German Researchers Join in Nanomedicine Project

German researchers will use oligonucleotides as probes to attract complementary nucleic acid as a way to conduct speedier and low-volume nanoscale testing for cancer and genetic diseases.

The joint private/university project looks to couple oligonucleotides to nanocapsules to create targeted drug-delivery vehicles or diagnostic kits, is supported with a €1.2m grant from the German Ministry of Science and Technology's nanobiotechnology sponsorship program.

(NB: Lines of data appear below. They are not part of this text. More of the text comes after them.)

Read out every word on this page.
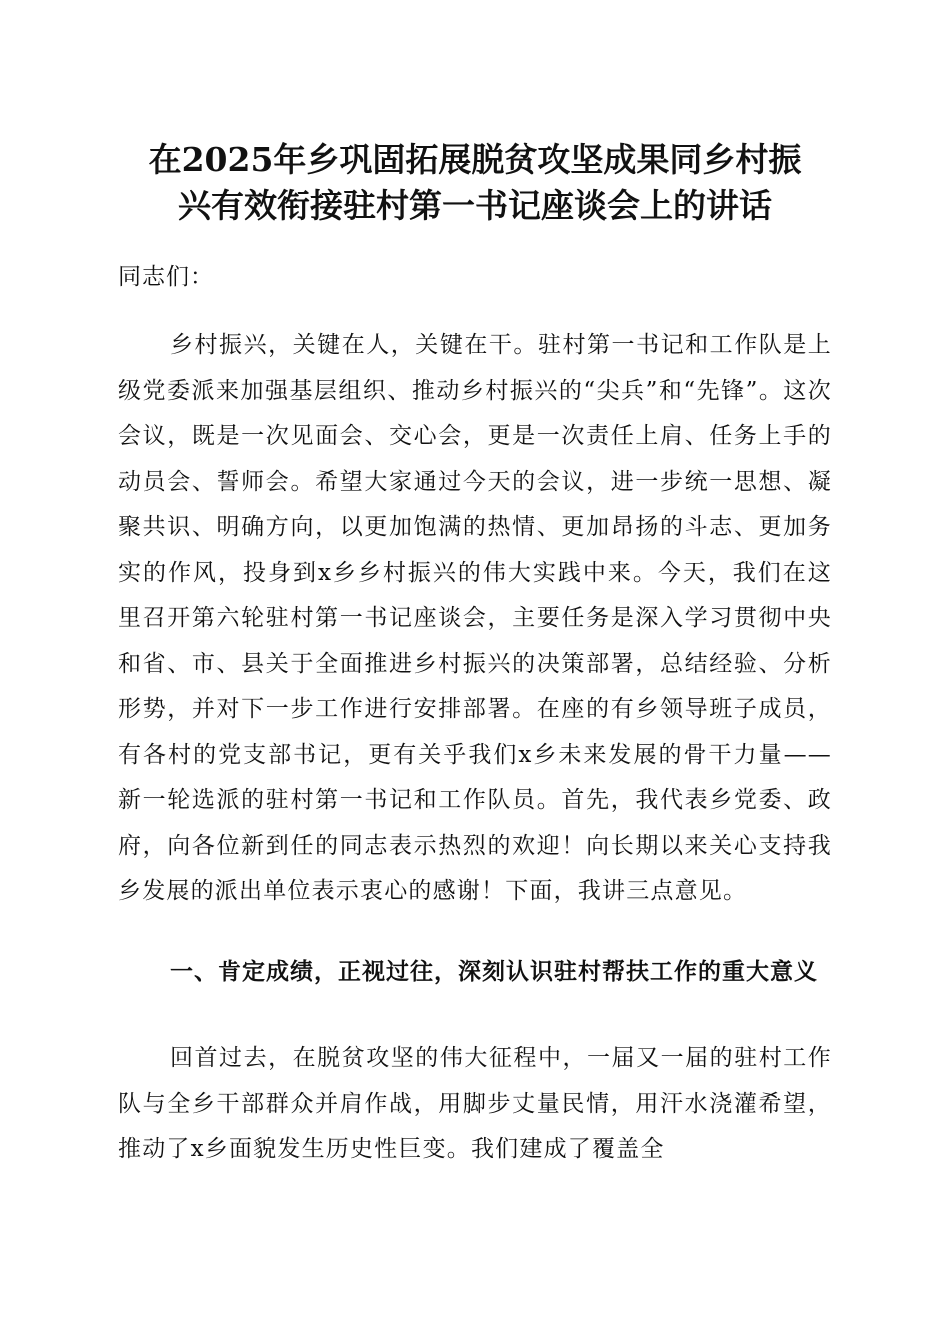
在2025年乡巩固拓展脱贫攻坚成果同乡村振
兴有效衔接驻村第一书记座谈会上的讲话

同志们：

乡村振兴，关键在人，关键在干。驻村第一书记和工作队是上级党委派来加强基层组织、推动乡村振兴的“尖兵”和“先锋”。这次会议，既是一次见面会、交心会，更是一次责任上肩、任务上手的动员会、誓师会。希望大家通过今天的会议，进一步统一思想、凝聚共识、明确方向，以更加饱满的热情、更加昂扬的斗志、更加务实的作风，投身到x乡乡村振兴的伟大实践中来。今天，我们在这里召开第六轮驻村第一书记座谈会，主要任务是深入学习贯彻中央和省、市、县关于全面推进乡村振兴的决策部署，总结经验、分析形势，并对下一步工作进行安排部署。在座的有乡领导班子成员，有各村的党支部书记，更有关乎我们x乡未来发展的骨干力量——新一轮选派的驻村第一书记和工作队员。首先，我代表乡党委、政府，向各位新到任的同志表示热烈的欢迎！向长期以来关心支持我乡发展的派出单位表示衷心的感谢！下面，我讲三点意见。

一、肯定成绩，正视过往，深刻认识驻村帮扶工作的重大意义

回首过去，在脱贫攻坚的伟大征程中，一届又一届的驻村工作队与全乡干部群众并肩作战，用脚步丈量民情，用汗水浇灌希望，推动了x乡面貌发生历史性巨变。我们建成了覆盖全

Capsulution's proprietary LBL (layer-by-layer) technology will be used to fuse these elements into nanoscale encapsulation process.
For the process, polyelectrolyte molecules will be applied layer by layer to create an ultra-thin polymer film. Each layer of the coating will hold the opposite charge using electrostatics. As a result, researchers will construct nanoparticles consisting of a magnetic core and a functionalized shell. Then,, nucleotide fragments will be coupled to the modified surface to create “hooks,” researchers said.

Using LBL techniques, the capsule walls, (from 4-20 polyelectrolyte layers) will have a total thickness of 8-50 nm, and would provide an adaptable surface for antibodies to dock on to. The candidate for these “hooks” would be to use oligonucleotides as probes for complementary DNA or RNA. The oligonucleotides would attract complementary nucleic acid filaments into testing samples, (and the magnetic core would target the nanoparticles more precisely). Researchers want to speed diagnosis of cancer and genetic diseases by facilitating the discovery of genetic markers for viruses or diseases, without need for concentration, purification or amplification of the targeted biomolecule or gene.

As to treatment, researchers said the work could also speed use of oligonucleotides to achieve precise cell targeting of drug substances, and nanocapsules would serve as delivery vehicles.

While Capsulation’s LBL technology will remain proprietary to that company, all other intellectual property arising from the collaboration will be shared between the partners and the universities, researchers said.

Dr. Loanna Andreou, a senior scientist for research and development at Qiagen, is one of the project lead scientists.